# Happy Birthday Harold



## kurtak (Jul 14, 2016)

Happy Birthday Harold :!: 

Hope you have a GREAT day :!: 

Kurt


----------



## maynman1751 (Jul 14, 2016)

OMG!!!!! Happiest of Birthdays to you Harold. 8) Without your leadership here, this forum would not be what it is today. Thank You for all that you have contributed throughout the years. :mrgreen: John.


----------



## Barren Realms 007 (Jul 14, 2016)

Happy Birthday and be safe.


----------



## jason_recliner (Jul 14, 2016)

Happy birthday, Harold.
Wishing you a ripper of a day.


----------



## chuckgambale (Jul 14, 2016)

Wishing you a wonderful day sir


----------



## FrugalRefiner (Jul 14, 2016)

Happy Birthday Harold.

I hope you have a good one.

Dave


----------



## rewalston (Jul 14, 2016)

Happy Birthday Good Sir Hope you have more to come


----------



## Platdigger (Jul 14, 2016)

Happy Birthday Harold. Hope you and your wife are doing just fine!


----------



## everydayisalesson (Jul 14, 2016)

May you have the greatest of days. Happy birthday sir.


----------



## Topher_osAUrus (Jul 14, 2016)

Happy Birthday to you good sir.

You are a role model and mentor to us all, and this forum would be a very strange place without you.

-thank you for all you do


----------



## Geo (Jul 14, 2016)

Happy Birthday my friend!

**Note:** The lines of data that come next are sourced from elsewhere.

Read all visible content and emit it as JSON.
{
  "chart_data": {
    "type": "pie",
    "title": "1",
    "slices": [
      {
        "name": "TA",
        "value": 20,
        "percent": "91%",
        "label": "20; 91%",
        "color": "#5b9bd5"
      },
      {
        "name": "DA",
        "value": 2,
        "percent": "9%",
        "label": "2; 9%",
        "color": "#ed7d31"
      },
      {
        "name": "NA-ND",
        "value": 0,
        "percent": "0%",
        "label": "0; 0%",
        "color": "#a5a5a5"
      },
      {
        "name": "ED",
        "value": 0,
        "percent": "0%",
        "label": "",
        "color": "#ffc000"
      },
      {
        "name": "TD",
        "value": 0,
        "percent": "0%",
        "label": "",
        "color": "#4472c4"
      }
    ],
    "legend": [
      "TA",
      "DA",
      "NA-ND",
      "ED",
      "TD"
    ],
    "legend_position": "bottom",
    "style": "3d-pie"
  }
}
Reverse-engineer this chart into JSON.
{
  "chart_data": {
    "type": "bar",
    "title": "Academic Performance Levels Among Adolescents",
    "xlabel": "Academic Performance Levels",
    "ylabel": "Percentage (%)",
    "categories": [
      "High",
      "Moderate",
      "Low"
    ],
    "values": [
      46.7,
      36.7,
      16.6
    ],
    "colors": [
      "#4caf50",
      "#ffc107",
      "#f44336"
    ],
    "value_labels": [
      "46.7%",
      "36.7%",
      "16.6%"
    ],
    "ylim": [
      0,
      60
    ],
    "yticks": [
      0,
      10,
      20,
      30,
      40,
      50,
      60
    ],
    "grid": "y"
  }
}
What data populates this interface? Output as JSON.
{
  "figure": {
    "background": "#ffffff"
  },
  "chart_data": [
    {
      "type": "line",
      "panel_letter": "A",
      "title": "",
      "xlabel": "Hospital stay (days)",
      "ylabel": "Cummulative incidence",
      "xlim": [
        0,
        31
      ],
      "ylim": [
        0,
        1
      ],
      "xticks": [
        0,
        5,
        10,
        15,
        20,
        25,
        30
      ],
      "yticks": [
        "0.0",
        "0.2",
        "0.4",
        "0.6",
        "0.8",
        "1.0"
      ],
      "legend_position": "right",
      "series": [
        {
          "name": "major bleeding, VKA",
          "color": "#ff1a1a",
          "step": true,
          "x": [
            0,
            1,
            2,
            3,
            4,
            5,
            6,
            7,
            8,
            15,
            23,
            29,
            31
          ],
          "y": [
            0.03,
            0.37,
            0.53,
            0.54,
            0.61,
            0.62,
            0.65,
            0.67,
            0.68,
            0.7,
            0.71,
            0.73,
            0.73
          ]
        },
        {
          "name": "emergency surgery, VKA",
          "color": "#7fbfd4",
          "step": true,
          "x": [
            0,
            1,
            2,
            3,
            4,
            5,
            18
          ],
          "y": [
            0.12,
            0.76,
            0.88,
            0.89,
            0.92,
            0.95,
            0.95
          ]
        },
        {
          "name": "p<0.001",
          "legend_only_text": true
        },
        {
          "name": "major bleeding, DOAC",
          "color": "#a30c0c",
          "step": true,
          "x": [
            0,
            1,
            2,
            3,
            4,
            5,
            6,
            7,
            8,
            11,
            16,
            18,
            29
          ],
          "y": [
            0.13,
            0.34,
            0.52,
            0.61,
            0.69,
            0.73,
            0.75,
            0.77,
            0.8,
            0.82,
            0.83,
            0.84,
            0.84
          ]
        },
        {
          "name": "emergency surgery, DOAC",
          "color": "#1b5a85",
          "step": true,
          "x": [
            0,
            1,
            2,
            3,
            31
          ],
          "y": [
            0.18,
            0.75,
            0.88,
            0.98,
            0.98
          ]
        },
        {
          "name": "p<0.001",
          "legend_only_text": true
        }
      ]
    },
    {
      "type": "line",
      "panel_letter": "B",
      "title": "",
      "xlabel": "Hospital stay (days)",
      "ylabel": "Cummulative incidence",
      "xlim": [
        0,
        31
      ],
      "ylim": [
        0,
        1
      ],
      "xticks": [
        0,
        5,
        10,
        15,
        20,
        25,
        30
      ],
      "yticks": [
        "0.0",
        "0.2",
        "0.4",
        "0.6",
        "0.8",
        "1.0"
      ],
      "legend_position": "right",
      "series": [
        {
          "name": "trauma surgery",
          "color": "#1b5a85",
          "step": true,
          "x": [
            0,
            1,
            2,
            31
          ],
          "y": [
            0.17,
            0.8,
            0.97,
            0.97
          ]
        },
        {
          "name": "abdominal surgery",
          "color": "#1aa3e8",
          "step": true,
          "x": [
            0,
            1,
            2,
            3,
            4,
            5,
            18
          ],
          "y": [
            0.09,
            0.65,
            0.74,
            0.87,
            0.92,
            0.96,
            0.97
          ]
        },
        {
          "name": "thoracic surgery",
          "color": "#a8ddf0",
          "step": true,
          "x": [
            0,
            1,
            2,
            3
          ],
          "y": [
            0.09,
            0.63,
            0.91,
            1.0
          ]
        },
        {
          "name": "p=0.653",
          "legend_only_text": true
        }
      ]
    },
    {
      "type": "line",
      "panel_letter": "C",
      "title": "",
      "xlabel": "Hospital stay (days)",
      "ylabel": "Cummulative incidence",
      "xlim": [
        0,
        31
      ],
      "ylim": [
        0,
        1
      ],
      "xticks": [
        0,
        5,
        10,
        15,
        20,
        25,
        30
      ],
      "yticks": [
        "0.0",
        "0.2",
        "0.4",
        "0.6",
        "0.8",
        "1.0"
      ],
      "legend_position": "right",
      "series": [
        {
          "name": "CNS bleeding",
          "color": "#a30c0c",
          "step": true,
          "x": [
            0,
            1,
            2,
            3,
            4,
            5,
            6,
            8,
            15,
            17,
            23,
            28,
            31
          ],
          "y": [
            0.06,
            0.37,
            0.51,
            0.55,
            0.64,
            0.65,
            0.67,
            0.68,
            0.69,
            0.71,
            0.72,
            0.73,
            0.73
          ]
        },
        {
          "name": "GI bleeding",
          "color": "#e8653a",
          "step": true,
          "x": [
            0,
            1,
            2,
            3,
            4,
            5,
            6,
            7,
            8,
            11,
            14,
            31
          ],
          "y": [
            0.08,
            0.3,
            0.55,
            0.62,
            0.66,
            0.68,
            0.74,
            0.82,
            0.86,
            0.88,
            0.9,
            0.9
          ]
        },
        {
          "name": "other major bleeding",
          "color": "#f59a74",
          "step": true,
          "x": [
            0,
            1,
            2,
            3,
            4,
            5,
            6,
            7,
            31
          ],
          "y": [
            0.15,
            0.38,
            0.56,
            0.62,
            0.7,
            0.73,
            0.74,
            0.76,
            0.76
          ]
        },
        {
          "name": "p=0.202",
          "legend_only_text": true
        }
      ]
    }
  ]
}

I wish you many more.


----------



## jimdoc (Jul 14, 2016)

Happy Birthday!

Jim


----------



## g_axelsson (Jul 14, 2016)

Happy Birthday Harold, my friend!

Göran


----------



## justinhcase (Jul 14, 2016)

Merry met, and merry part,
I drink to thee with all my heart.

Happy birthday Harold.


----------



## Shark (Jul 14, 2016)

Happy Birthday, and may you have many more!


----------



## samuel-a (Jul 14, 2016)

Happy Birthday Harold!!


----------



## glorycloud (Jul 14, 2016)

Happy Birthday Harold!! Enjoy your day!! 8)


----------



## Grelko (Jul 14, 2016)

Happy Birthday Harold!! :mrgreen: 

To the man who has been the un-relenting force in the forum since before most of us arrived, swinging his hammer of justice to protect all of the members from dangerous misinformation of the unknowing along with many spammers. May you live as long as you want and not want as long as you live. I tip my hat to you good sir for all you do here and again HAPPY BIRTHDAY!!!


----------



## patnor1011 (Jul 15, 2016)

Happy Birthday my friend.


----------



## scrapman1077 (Jul 15, 2016)

Happy B day, wishing you many more !
Jay


----------



## alexxx (Jul 15, 2016)

Happy birthday Harold !

Wishing you all the best.

Alex


----------



## artart47 (Jul 16, 2016)

Hope you had a great birthday my Friend! Say hi to your lovely wife too!
Your Friend Art.


----------



## solar_plasma (Jul 17, 2016)

Happy birthday, Sir! I hope you will stay here many, many more years, - at least as long as you don't use facebook and have added me


----------



## Johnny5 (Jul 19, 2016)

Happy Birthday old friend. We just delivered in Pendleton. If we get a load out of Seattle, I'll give you a call and see if you won't let us take you and S out for blueberry pie for your birthday. Tell her I said hi.


----------



## upcyclist (Jul 19, 2016)

Happy Birthday, good Sir! We appreciate all your mentoring and cat-herding!

--Eric


----------



## butcher (Jul 22, 2016)

Harold, 
Sorry I missed the party.
In life we are lucky if we can have at least one true good friend. I have been blessed to call you my friend. I cannot even tell you how many ways you have helped me, Yes I learned a lot about precious metals from you. But what I have learned, and ways you have helped me, all of the gold in the world could not buy. I do not wish to say happy birthday. 

Thank you my friend
May God Bless You
For you have Blessed my life.


----------